02/10/2016 1:38PM

Fornatale: DRF Bets tourneys play to Skotz's strengths

Email

If you’ve been playing in contests over the last few years you’ve probably seen the name Chris Skotz. A business development manager at Cisco, Skotz, 50, has qualified for the National Handicapping Championship five times and his name is a fixture on various contest leaderboards.

Skotz didn’t wait long to secure his berth to the 2017 NHC – he won the first DRFBets qualifier of the year last weekend. He also won an NHC seat last year via DRF Bets. This is not an accident. The DRFBets tournaments play to his strengths. “I love that format because you can pick your spots and you’re limited to three tracks,” he said, “plus it’s real money so you get back the money you win.”

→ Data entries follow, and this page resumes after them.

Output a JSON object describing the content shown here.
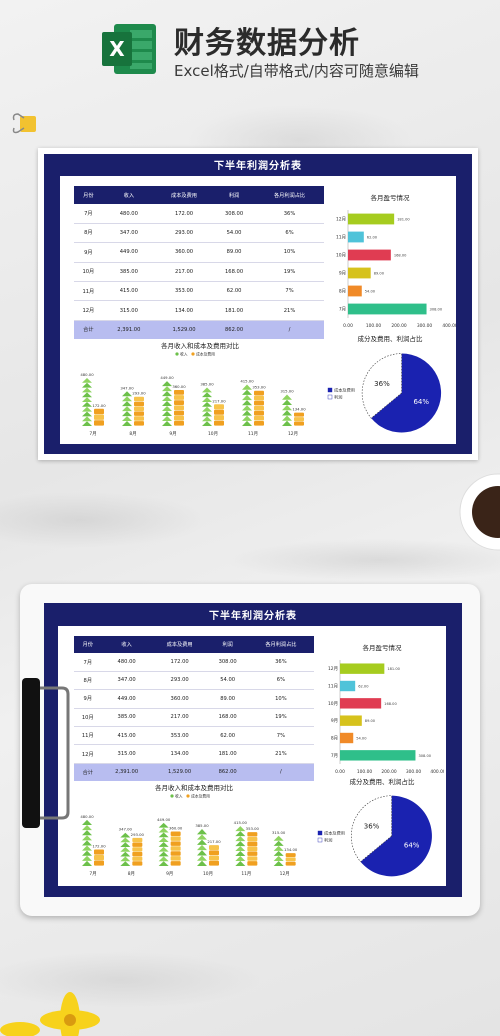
{
  "header": {
    "title": "财务数据分析",
    "subtitle": "Excel格式/自带格式/内容可随意编辑",
    "logo_letter": "X"
  },
  "sheet": {
    "title": "下半年利润分析表",
    "columns": [
      "月份",
      "收入",
      "成本及费用",
      "利润",
      "各月利润占比"
    ],
    "rows": [
      [
        "7月",
        "480.00",
        "172.00",
        "308.00",
        "36%"
      ],
      [
        "8月",
        "347.00",
        "293.00",
        "54.00",
        "6%"
      ],
      [
        "9月",
        "449.00",
        "360.00",
        "89.00",
        "10%"
      ],
      [
        "10月",
        "385.00",
        "217.00",
        "168.00",
        "19%"
      ],
      [
        "11月",
        "415.00",
        "353.00",
        "62.00",
        "7%"
      ],
      [
        "12月",
        "315.00",
        "134.00",
        "181.00",
        "21%"
      ]
    ],
    "total": [
      "合计",
      "2,391.00",
      "1,529.00",
      "862.00",
      "/"
    ]
  },
  "chart_data": [
    {
      "type": "bar",
      "orientation": "horizontal",
      "title": "各月盈亏情况",
      "categories": [
        "12月",
        "11月",
        "10月",
        "9月",
        "8月",
        "7月"
      ],
      "values": [
        181,
        62,
        168,
        89,
        54,
        308
      ],
      "colors": [
        "#a6cc1f",
        "#4fc3d9",
        "#e03c52",
        "#d6c21c",
        "#f08a28",
        "#2fbf8a"
      ],
      "xlim": [
        0,
        400
      ],
      "xticks": [
        "0.00",
        "100.00",
        "200.00",
        "300.00",
        "400.00"
      ]
    },
    {
      "type": "bar",
      "title": "各月收入和成本及费用对比",
      "categories": [
        "7月",
        "8月",
        "9月",
        "10月",
        "11月",
        "12月"
      ],
      "series": [
        {
          "name": "收入",
          "values": [
            480,
            347,
            449,
            385,
            415,
            315
          ],
          "color": "#6cc04a"
        },
        {
          "name": "成本及费用",
          "values": [
            172,
            293,
            360,
            217,
            353,
            134
          ],
          "color": "#f0a020"
        }
      ],
      "value_labels": [
        [
          "480.00",
          "347.00",
          "449.00",
          "385.00",
          "415.00",
          "315.00"
        ],
        [
          "172.00",
          "293.00",
          "360.00",
          "217.00",
          "353.00",
          "134.00"
        ]
      ]
    },
    {
      "type": "pie",
      "title": "成分及费用、利润占比",
      "series": [
        {
          "name": "成本及费用",
          "value": 64,
          "label": "64%",
          "color": "#1a22b0"
        },
        {
          "name": "利润",
          "value": 36,
          "label": "36%",
          "color": "#ffffff"
        }
      ]
    }
  ]
}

He played at the inaugural final table at the National Handicapping Championship in 2014 and was a semi-finalist at this year’s NHC as well. Last year he didn’t attend the NHC and his usual seat was taken by Matt Ransdell, who ended up third overall – so the Skotz chair clearly has some NHC magic in it.

“You hear a lot of people talk about the camaraderie at tournaments and it’s true,” said Skotz, who typically sits with Trey Stiles and Greg Knepper among others. “I’ve met so many friends from diverse backgrounds and locations, and tournaments are the place I get to connect with them.”

Success at the NHC is tricky to manage, and many players including Skotz have their “just-missed” stories. “There are so many opportunities through the course of the tournament where if you’d just zigged instead of zagged you’d be there,” he said.

One of his keys to tournament play is to always save a bullet for the last race. “The most fundamental mistake people make is not holding on to a play for the last race of the tournament, even if you hate the track where the last race is,” he said.

“You have to have that play left to understand if you’re in a position to block or play a favorite or play a price. If you’re out of plays and you’re not in first then there’s nothing you can do.”

Skotz finished third on the NHC Tour back in 2011. His current schedule doesn’t allow him to play much in the summer months, putting him at a disadvantage on the Tour. “I have kids who play in competitive sports all over the country,” he said. “One week I was in Salem, Oregon, and three days later I was in Salem, Virginia, with two different kids.”

Still, he is committing to playing more in the spring this year, though the West Coaster is not certain to go east of Las Vegas. “I have a three-month window to try to accumulate as many points as I can to try and get a position in the top 20,” he explained. “I’m not going to kid myself that I can win the whole thing.”

Skotz has been a racing fan since his college days when as a James Madison student he went on a school-sponsored trip to Charles Town. A few weeks later he went back to the track with his parents. “It’s the usual story,” he said. “I hit a double and I was hooked.”